Later an envelope arrives with an unmarked motherboard in it. Oz plugs it into an empty cabinet and a strange game, a combination of Astroids graphics and Tempest gameplay, pops up on screen. Oz is immediately drawn into the game and a strange relationship between man and machine begins.
Director and writer Graham Skipper is an actor first, appearing in standouts from the American indie horror scene like Almost Human and The Mind's Eye. He jumps behind the camera for a second time with his sophomore feature film Sequence Break. What he presents to us is allegorical and as near a personal tale as he could make of the dangers of living in the past, caught in the lures of nostalgia, when opportunity sits there in front of you. It is a central theme that may speak to any of us, about discovering and taking those opportunities to kickstart your life or find something to do that you love. Sequence Break follows an extreme take on that theme as it takes something grotesque and monstrous to open Oz's eyes to new opportunities.

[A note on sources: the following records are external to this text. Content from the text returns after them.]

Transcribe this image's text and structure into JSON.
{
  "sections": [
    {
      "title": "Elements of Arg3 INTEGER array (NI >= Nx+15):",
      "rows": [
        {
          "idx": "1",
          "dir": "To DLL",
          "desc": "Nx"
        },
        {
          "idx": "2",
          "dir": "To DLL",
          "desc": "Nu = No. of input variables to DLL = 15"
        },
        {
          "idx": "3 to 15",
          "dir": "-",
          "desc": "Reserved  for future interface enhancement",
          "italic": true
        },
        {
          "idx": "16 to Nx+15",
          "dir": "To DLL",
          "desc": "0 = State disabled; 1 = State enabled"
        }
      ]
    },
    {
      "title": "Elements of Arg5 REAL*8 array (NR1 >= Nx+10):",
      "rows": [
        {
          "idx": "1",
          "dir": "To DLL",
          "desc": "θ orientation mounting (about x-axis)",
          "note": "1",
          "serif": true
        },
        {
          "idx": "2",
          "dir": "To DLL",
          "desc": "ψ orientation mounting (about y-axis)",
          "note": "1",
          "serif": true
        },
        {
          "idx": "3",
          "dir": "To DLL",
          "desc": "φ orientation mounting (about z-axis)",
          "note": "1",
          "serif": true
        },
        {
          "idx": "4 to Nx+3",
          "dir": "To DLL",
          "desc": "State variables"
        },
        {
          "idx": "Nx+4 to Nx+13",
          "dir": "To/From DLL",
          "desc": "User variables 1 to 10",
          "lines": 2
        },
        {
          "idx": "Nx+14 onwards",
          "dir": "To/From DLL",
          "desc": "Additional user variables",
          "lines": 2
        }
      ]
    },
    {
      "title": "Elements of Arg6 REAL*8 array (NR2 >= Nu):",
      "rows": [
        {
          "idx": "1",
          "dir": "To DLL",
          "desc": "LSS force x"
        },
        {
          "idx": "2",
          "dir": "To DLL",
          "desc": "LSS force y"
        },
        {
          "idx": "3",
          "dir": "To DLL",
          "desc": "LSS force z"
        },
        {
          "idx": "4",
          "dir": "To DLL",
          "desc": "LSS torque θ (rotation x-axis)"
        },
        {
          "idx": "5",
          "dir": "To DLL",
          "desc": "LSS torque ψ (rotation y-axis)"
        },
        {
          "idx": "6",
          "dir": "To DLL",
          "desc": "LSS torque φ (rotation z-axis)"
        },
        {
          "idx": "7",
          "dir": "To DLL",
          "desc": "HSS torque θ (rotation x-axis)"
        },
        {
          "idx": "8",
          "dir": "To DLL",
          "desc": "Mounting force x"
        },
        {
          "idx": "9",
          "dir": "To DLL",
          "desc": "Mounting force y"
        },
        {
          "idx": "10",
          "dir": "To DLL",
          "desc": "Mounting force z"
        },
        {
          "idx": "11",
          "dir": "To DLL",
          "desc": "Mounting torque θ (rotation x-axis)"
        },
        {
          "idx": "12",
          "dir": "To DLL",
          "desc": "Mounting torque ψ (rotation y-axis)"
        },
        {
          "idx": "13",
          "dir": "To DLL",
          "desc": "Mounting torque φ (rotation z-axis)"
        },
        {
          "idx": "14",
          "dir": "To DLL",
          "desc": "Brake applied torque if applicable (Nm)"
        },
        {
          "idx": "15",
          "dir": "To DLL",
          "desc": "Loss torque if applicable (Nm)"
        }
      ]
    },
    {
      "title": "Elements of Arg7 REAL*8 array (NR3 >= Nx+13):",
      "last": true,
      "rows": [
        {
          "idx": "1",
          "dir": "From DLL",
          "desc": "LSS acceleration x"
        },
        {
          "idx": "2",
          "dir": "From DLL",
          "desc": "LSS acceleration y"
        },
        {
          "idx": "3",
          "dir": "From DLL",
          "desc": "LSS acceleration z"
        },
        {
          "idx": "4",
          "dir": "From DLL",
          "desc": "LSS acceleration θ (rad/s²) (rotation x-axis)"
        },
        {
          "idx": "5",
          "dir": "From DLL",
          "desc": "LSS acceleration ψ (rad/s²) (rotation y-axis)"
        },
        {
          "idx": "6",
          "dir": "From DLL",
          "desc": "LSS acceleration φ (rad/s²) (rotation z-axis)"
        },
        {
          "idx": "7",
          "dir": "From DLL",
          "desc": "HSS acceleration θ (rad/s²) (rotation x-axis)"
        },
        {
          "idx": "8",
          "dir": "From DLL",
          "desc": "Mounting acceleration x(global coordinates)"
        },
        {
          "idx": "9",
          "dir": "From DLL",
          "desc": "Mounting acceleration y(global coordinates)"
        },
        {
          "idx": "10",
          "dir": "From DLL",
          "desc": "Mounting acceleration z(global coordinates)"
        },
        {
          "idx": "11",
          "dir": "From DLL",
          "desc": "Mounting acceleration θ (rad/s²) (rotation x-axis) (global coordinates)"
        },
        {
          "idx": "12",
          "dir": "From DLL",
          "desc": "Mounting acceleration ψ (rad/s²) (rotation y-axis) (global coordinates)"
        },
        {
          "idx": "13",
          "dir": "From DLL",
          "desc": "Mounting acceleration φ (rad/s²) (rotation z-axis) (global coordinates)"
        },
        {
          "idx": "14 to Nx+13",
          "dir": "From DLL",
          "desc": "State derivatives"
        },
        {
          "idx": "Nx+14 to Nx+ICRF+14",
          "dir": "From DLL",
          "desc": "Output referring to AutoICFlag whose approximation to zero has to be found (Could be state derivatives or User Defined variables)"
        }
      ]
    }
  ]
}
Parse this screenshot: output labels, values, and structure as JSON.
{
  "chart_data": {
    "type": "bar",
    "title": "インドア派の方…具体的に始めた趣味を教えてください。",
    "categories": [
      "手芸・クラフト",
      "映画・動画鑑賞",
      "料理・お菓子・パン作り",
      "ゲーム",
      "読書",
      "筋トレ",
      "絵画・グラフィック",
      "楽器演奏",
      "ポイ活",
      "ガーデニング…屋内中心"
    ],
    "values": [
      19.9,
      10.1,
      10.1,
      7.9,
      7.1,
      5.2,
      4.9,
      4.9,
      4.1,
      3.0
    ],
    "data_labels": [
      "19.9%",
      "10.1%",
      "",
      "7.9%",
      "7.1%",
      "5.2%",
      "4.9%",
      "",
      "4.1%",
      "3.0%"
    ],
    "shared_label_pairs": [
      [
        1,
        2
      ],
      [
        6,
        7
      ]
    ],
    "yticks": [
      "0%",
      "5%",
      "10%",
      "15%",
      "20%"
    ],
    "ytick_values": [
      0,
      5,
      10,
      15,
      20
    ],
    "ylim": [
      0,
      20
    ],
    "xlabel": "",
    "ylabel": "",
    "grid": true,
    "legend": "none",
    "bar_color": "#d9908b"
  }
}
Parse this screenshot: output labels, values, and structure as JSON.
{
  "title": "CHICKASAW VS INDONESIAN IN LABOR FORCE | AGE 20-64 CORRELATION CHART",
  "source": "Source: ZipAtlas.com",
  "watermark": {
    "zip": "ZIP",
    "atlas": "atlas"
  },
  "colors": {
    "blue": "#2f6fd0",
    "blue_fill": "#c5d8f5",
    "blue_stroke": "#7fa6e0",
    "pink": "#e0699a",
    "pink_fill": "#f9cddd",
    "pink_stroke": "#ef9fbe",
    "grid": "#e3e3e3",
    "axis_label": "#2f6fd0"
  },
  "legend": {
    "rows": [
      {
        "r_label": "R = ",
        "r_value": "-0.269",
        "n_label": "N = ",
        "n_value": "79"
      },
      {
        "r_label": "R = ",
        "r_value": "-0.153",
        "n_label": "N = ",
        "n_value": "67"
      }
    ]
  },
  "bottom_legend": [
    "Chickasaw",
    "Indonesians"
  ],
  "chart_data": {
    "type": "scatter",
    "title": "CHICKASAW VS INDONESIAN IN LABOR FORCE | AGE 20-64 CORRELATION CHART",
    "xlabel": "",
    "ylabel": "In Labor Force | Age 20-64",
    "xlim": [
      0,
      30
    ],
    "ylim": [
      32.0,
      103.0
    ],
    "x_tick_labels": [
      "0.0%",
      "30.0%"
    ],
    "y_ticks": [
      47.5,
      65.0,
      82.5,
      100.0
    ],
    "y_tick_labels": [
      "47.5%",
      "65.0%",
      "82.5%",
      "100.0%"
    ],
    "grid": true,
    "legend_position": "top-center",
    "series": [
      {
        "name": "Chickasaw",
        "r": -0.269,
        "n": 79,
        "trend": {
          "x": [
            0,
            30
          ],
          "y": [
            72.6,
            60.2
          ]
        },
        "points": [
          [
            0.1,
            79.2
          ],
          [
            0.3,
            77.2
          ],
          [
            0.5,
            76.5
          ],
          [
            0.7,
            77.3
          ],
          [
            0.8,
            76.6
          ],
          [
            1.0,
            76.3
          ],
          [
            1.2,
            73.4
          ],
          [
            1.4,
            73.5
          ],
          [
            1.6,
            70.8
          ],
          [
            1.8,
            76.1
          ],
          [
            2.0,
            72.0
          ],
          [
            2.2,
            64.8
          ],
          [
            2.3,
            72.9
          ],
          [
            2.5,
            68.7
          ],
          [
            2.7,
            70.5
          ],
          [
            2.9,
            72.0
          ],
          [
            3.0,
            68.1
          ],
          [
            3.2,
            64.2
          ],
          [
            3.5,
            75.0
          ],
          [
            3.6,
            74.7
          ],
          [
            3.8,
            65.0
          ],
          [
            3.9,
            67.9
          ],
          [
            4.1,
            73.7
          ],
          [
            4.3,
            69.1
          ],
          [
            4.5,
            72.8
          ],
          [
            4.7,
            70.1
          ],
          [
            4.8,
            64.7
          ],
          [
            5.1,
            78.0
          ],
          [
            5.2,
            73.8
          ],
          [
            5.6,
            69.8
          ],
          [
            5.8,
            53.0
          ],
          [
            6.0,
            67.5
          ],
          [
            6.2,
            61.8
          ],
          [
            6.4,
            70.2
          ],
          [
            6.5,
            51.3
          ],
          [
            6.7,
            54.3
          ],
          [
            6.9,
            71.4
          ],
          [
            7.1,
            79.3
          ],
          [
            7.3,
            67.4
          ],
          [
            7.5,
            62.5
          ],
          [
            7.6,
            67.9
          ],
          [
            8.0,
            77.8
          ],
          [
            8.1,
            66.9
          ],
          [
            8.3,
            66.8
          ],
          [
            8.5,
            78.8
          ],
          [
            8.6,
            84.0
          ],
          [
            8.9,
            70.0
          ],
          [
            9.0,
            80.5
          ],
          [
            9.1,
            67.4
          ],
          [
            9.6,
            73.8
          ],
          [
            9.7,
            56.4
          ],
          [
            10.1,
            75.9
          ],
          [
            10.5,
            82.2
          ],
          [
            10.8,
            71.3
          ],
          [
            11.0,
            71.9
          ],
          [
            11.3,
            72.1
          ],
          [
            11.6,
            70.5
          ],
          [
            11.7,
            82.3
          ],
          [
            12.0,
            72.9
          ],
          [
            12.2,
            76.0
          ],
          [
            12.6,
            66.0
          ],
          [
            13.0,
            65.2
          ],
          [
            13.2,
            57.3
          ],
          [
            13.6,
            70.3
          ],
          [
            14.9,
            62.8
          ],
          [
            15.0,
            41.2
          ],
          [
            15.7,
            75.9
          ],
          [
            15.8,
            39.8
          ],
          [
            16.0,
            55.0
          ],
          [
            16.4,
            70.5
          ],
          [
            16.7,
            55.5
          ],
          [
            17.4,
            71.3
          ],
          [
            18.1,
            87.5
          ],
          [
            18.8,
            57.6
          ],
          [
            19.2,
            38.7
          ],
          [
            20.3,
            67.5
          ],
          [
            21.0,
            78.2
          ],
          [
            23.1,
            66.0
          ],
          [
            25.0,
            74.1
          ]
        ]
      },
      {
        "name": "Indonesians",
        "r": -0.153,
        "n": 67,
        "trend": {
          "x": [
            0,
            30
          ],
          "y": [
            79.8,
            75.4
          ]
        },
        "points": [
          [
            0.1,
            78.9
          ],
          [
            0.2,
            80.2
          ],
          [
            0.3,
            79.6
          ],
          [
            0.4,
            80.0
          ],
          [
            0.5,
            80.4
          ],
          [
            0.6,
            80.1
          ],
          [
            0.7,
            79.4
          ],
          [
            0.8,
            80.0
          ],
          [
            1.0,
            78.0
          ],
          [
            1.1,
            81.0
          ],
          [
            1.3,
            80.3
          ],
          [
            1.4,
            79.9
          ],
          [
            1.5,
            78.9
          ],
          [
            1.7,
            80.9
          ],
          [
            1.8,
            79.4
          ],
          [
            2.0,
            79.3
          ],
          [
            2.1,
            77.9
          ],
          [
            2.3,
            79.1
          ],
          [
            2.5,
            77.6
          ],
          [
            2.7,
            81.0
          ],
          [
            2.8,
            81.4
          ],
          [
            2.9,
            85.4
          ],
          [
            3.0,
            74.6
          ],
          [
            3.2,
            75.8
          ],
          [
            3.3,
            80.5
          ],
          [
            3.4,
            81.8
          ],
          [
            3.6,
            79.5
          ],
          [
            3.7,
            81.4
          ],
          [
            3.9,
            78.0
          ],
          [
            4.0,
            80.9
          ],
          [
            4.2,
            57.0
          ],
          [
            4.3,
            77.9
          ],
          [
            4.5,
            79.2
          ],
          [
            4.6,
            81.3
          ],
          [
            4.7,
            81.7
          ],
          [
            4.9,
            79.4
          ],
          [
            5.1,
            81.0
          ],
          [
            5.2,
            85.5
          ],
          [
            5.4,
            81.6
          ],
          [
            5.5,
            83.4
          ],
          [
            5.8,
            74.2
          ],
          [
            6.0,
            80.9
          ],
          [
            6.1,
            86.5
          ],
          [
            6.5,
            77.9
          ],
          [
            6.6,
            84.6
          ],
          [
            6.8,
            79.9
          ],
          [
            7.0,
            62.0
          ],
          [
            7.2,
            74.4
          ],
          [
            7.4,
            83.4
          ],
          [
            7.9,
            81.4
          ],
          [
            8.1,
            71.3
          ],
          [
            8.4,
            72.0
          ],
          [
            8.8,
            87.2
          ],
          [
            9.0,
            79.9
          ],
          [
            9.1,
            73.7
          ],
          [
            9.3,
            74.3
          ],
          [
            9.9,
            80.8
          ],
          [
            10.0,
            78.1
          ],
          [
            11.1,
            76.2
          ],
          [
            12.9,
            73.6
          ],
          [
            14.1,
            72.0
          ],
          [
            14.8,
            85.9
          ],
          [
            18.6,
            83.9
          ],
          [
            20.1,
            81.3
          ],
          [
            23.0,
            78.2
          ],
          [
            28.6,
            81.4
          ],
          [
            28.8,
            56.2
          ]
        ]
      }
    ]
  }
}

There are two key relationships in Sequence Break. The relationship between Oz and Tess is portrayed respectfully; through simple things like whenever they're in bed they're always clothed. There is nothing exploitative about their relationship and their interactions come across as genuine. The relationship does scare Chase Williamson's Oz, because this is something new, something out of his comfort zone, hence his scary visions. But this is all accomplished because Skipper himself is an actor first so he knows how to get a honest portrayal of a budding yet stumbling relationship out of Williamson and Fabian Therese. Skipper will be an actor's director.
On the other hand Oz's relationship with the game and the machine is a relationship that is meant to be, in Skipper's own words to me, a "more pornographic, exploitative one". Ectoplasm grows in the machine. The motherboard undulates and pulsates as Oz reaches higher and higher levels. As he mentally delves deeper into the game he physically engages with the cabinet, deeper and unsettlingly deeper. The games and the cabinet are the physical manifestation of the mental traps that Oz has found himself in.
No irony is lost in Sequence Break's nostalgic esthetique. The film stands out for its use of color, which Skipper drew influence from the works directors like Stuart Gordon and Dario Argento. Of course the link of the body horror elements in the film to David Cronenberg and films from his canon like Videodrome and Existenz is unmistakable, though Skipper again does credit Gordon for the slime factor, from his film From Beyond. Lovers of the old school practical effects have no shortage of great, gooey scenes to squirm to in Skipper's film. And to his credit, in light of the nostalgia wary plot line, the majority of those effects are done the old school way, in camera.
Sequence Break is an allegorical tale, speaking to Skipper's audience much as the story was about himself as well. The opportunity presented itself for Skipper to direct another film and tell another story and he took that opportunity, and rocked it.
Likewise, Oz can no longer live in the past. If he can break the sequence in the game, he has broken free from what is tying him down, holding him back from achieving his dreams. Oz can still appreciate what came before him, what inspires him to rebuild these cabinet arcade games to the recent glory. But if he never looks ahead he will miss what it is front of him, building his own game and the affection of Tess.
(Sequence Break is now available exclusively on streaming service Shudder, has been since May 27th. We just got caught up in this new game and... time got away from us. You know how that is.)